Questi sono gli elementi che l'ebraismo, all'inizio dell'era cristiana, portava al «sincretismo» che avrebbe dato vita sul suolo greco ad una nuova credenza; su questo suolo altri elementi non solo esistevano, ma abbondavano, ed è la loro complessità che è imbarazzante.

NOTE

[50] Si veda più sopra, pag. 24-25.

[51] Si veda più sopra, pag. 24-25 e 82-84. L'apparizione del Maestro di Giustizia dopo la sua morte è stata spiegata da DUPONT-SOMMER nel 1951 in un articolo del Vetus Testamentum, I, pag. 200-215, studio utilizzato da lui in Nouveaux aperçus sur les manuscrits de la Mer Morte, 1953, cap.

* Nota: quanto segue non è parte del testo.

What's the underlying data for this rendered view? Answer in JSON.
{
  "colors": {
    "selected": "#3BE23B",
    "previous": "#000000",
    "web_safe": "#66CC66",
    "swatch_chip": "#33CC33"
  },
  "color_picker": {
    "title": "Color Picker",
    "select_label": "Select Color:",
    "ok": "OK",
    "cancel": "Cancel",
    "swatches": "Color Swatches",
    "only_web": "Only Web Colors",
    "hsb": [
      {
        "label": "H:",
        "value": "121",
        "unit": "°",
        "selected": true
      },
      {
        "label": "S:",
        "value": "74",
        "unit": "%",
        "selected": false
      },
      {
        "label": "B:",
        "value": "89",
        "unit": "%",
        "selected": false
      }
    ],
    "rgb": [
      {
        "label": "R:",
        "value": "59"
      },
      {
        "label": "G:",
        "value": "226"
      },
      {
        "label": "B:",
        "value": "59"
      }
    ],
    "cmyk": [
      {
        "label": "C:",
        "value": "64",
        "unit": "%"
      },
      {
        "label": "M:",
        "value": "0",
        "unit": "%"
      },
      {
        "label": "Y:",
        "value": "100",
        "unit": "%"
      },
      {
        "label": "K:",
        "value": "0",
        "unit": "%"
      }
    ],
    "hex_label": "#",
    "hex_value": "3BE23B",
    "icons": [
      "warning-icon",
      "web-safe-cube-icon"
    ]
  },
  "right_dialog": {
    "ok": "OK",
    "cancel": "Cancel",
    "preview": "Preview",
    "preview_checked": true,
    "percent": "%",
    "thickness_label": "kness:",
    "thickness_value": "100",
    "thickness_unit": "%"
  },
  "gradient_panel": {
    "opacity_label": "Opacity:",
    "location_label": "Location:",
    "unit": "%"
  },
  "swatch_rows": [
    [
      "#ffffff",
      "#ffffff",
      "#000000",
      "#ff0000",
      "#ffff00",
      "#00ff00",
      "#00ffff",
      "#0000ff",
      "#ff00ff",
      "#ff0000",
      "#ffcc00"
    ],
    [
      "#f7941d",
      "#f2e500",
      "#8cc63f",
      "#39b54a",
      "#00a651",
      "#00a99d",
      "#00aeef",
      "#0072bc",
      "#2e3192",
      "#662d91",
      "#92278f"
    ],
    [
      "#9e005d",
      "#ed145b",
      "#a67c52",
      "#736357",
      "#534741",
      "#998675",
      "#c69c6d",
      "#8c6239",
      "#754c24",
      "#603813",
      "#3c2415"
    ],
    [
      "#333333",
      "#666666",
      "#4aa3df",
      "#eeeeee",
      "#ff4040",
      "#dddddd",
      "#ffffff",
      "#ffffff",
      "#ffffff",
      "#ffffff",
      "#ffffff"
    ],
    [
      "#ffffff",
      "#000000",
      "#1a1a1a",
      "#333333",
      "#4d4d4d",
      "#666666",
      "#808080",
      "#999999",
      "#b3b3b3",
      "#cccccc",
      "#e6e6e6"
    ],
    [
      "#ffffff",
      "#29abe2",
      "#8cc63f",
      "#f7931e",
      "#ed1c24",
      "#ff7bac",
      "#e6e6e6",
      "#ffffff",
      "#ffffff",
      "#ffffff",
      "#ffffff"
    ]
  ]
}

Les Kittim du Commentaire d'Habacuc, pag. 54-61. Quella interpretazione è stata criticata da Millar BURROWS, Les manuscrits de la Mer Morte, 1955, traduzione francese 1957, pag. 182-186, 209-210. Nell'espressione ebraica: «egli apparve», del Commentario di Abacuc, BURROWS dà al verbo apparire un significato non soprannaturale e ritiene che il soggetto sia, non il Maestro di Giustizia, ma il suo nemico, il «sacerdote empio». DUPONT-SOMMER cita di nuovo il suo proprio studio del 1951 nella sua opera, apparsa nel 1957, Le Livre des Hymnes découvert près de la Mer Morte, pag. 17, nota 2, cosa che permette di pensare che egli mantiene il significato che vi aveva dato all'espressione: «egli apparve». Anche DUPONT-SOMMER ha ricordato (Nouveaux aperçus..., pag. 60) che a quest'epoca certe cerchie ebraiche avevano ammesso delle apparizioni di Enoc, di Mosè, di Levi, di Baruc, di Adamo. — Per i rapporti tra l'essenismo e il cristianesimo, si veda anche Walter BRANT, Qui était Jésus? (tradotto dal tedesco, 1958), opera che insiste sulle loro differenze; si veda nello stesso senso il lavoro di BURROWS, menzionato sopra, Les manuscrits de la Mer Morte, e più ancora Lumières nouvelles sur les manuscrits de la Mer Morte, 1957, traduzione francese 1959.

[52] GUIGNEBERT, Jésus, pag. 321.

[53] Ibid.

[54] GUIGNEBERT, Jésus, pag. 322-323.

[55] GOGUEL, La naissance du christianisme, pag. 118.

[56] Si veda più sopra, pag. 22-24.

[57] LOISY, Histoire et mythe..., pag. 77, nota 2. Si veda più sopra Appendice 3, pag. 294-295.

[58] LOISY, Histoire et mythe..., pag. 247. Si ha menzionato più spesso la somiglianza tra Gesù e Giosuè (si veda G. ORY, Noms et titres de Jésus, Cahiers du Cercle Ernest Renan, n° 19, 3° trimestre 1958, pag. 4-7).

[59] Si veda l'importanza del significato molteplice del termine «croce» (in latino crux, in greco stauros): si veda più oltre, pag. 202. Si veda anche più avanti il doppio significato dell'espressione «Fratelli (in greco adelphoi) del Signore», nell'Appendice 2, pag. 262 e seguenti.